The visual story strengthens the lyrics through the symbology of the rusty-colored classic car. Anaya sings of childhood dreams which seem so distant now and the world’s ability to wear you down if you give it the slightest opening. The Oldsmobile can be seen as our childhood dreams, still as beautiful and precious as ever, standing out from the surrounding environment anywhere it goes — but it carries with it the battle scars of growing up. It might be old, it might be beat up, but it’s still ours, and we’re still driving.
After the first verse, the Oldsmobile delivers us to a restaurant where we meet with all of our friends for happy hour. We remember the good times, share some laughs, have a few drinks, and land on a hook from the chorus: “after years of constant dedication,” the friends clink their glasses, and Anaya stares into the camera on “I’m here to get what’s mine.”
After they drink to future victories, the whole group makes its way back to the car, the vehicle of our childhood dreams, and the second verse comes in in full swing.

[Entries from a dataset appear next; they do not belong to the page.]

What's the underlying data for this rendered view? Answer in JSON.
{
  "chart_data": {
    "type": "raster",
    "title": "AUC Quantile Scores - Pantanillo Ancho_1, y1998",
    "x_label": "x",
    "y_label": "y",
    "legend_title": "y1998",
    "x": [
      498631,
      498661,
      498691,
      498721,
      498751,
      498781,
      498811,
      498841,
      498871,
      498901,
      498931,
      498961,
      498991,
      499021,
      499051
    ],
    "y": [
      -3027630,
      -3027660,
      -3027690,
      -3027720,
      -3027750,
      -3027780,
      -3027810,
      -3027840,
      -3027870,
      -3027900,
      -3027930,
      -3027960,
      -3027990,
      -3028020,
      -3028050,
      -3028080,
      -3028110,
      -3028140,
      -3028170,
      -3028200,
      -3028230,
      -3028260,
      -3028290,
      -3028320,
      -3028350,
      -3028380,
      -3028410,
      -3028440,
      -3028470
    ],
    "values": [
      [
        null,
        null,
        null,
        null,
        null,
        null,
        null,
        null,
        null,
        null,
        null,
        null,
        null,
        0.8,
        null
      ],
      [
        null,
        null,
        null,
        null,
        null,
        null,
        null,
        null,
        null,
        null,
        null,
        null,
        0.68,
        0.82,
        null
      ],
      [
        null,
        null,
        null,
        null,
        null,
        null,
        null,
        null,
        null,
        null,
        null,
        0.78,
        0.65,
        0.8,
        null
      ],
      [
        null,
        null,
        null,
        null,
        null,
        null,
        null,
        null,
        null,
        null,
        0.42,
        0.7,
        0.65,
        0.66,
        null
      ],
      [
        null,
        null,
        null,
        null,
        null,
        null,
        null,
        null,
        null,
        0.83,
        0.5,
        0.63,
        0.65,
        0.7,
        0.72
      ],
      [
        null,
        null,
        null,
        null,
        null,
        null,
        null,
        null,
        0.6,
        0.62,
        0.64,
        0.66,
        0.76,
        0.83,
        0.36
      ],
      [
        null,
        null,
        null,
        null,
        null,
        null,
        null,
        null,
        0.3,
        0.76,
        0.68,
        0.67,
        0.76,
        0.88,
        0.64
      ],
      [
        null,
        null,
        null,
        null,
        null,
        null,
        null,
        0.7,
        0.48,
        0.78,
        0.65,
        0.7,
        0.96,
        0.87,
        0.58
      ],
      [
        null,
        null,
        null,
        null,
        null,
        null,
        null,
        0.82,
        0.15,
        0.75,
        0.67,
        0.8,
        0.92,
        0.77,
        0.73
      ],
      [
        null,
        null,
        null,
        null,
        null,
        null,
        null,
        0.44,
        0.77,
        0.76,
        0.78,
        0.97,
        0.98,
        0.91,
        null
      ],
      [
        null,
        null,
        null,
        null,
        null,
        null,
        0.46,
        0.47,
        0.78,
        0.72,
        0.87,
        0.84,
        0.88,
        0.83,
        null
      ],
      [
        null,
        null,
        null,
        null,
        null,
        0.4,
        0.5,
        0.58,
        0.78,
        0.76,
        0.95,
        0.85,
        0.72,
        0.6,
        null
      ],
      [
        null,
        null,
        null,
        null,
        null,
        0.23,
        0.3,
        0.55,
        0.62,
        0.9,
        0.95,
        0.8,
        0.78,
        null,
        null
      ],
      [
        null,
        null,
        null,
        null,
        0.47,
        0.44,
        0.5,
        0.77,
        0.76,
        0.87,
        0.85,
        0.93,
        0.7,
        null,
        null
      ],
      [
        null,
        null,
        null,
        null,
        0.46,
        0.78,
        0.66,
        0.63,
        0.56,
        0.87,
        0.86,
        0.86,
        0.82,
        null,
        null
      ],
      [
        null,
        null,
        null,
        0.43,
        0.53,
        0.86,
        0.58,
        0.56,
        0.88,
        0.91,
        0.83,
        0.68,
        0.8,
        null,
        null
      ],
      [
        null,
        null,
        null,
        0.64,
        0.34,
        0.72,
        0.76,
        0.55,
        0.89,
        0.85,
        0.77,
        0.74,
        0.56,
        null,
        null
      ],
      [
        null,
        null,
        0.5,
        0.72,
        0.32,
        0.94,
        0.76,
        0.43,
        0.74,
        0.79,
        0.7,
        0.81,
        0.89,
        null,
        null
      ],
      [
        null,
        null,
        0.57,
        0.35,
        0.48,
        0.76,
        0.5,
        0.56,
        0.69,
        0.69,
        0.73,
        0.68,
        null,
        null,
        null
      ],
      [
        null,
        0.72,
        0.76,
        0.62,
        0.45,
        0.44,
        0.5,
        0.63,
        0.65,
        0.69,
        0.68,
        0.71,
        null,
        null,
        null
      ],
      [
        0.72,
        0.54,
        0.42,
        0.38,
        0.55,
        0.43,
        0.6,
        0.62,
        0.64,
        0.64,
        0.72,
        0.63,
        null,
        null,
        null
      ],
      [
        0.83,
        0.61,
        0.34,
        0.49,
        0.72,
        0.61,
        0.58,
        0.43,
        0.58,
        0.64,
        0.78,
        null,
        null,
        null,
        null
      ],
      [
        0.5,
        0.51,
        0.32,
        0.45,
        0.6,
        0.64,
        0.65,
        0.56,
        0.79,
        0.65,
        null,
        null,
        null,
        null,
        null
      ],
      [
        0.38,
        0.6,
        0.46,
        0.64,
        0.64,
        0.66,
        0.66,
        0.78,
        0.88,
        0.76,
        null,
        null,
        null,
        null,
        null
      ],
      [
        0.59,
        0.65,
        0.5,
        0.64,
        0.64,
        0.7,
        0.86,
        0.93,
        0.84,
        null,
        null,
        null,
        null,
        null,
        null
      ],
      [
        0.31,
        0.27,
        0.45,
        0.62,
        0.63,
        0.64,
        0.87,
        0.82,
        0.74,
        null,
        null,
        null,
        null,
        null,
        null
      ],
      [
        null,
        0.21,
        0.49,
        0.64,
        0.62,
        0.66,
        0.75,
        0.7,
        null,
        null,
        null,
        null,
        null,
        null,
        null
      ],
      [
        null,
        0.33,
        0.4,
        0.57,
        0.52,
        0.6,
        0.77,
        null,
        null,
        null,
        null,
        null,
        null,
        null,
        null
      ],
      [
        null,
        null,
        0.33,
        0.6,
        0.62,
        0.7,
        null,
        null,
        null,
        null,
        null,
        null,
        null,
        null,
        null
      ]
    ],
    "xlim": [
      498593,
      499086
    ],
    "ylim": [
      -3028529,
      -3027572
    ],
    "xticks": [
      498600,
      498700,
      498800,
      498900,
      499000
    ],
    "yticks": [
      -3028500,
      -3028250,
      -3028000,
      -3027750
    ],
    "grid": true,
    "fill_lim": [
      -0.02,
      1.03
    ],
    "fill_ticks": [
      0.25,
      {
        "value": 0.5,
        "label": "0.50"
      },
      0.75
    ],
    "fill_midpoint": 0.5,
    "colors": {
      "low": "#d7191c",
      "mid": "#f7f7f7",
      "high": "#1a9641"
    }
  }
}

Religion, family, friends or foes / They all have ideas, but how can they really know? / Don’t hate what you don’t understand / How ’bout you be you, and I’ll be a better man.
So much beauty is jam-packed into a short line — sweet philosophies of sticking to your own path, understanding that nobody else walks in your shoes and can never know what is good for you, accepting others and yourself for the life that’s been lived, and striving for growth with every step you take.
We make a second run through the chorus, ending with another ascending melody, which terminates at the foot of a stripped down chorus. Anaya and an electric guitar take center stage. Bass comes in, drums, and the rest of the band follows shortly to go through a more energetic version of the chorus, leading to an instrumental outro, and just like that, fade to black.
While the cinematography of this entire video is pristine, there is one visual component lacking in this track. When we are first presented with Anaya in the car, you can tell he is physically singing the song because you can see his throat move, which captures emotion for the viewer to connect to. We don’t see that visual detail at the restaurant, on the walk to the car with his friends, or during the second chorus. Because Anaya is only mouthing the words, there’s a disconnect between the emotions heard and emotions seen. The audio also contains fuzz — it was record and mixed to tape — harkening back to the age of the 1958 Oldsmobile, which can be seen as a boon or a bust, depending on the listener.
But, either way, the instrumentation provides a full sound that engulfs the listener. Straight from the intro, feet start tapping and heads start bobbing to very groovy and uplifting melodies with soulful vocals. The presence and prominence of the trombone really brings the melody up, and the backing vocals and harmonies add a shiny bow to an already great vocal track.
Overall, the song and video are independently stunning and also work very well in unison. As I mentioned above, the car can be a symbol for our childhood dreams, and, by perusing and sticking with our dreams, we get to reunite with our closest friends we never knew we had. Later in the video, we’re delivered to a stage with roaring fans — or, in other words — a community that cares and supports you. All of this can only happen if we strive to be better, let others be who they want to be, don’t let the world bring you down, and make sure you stay true to yourself.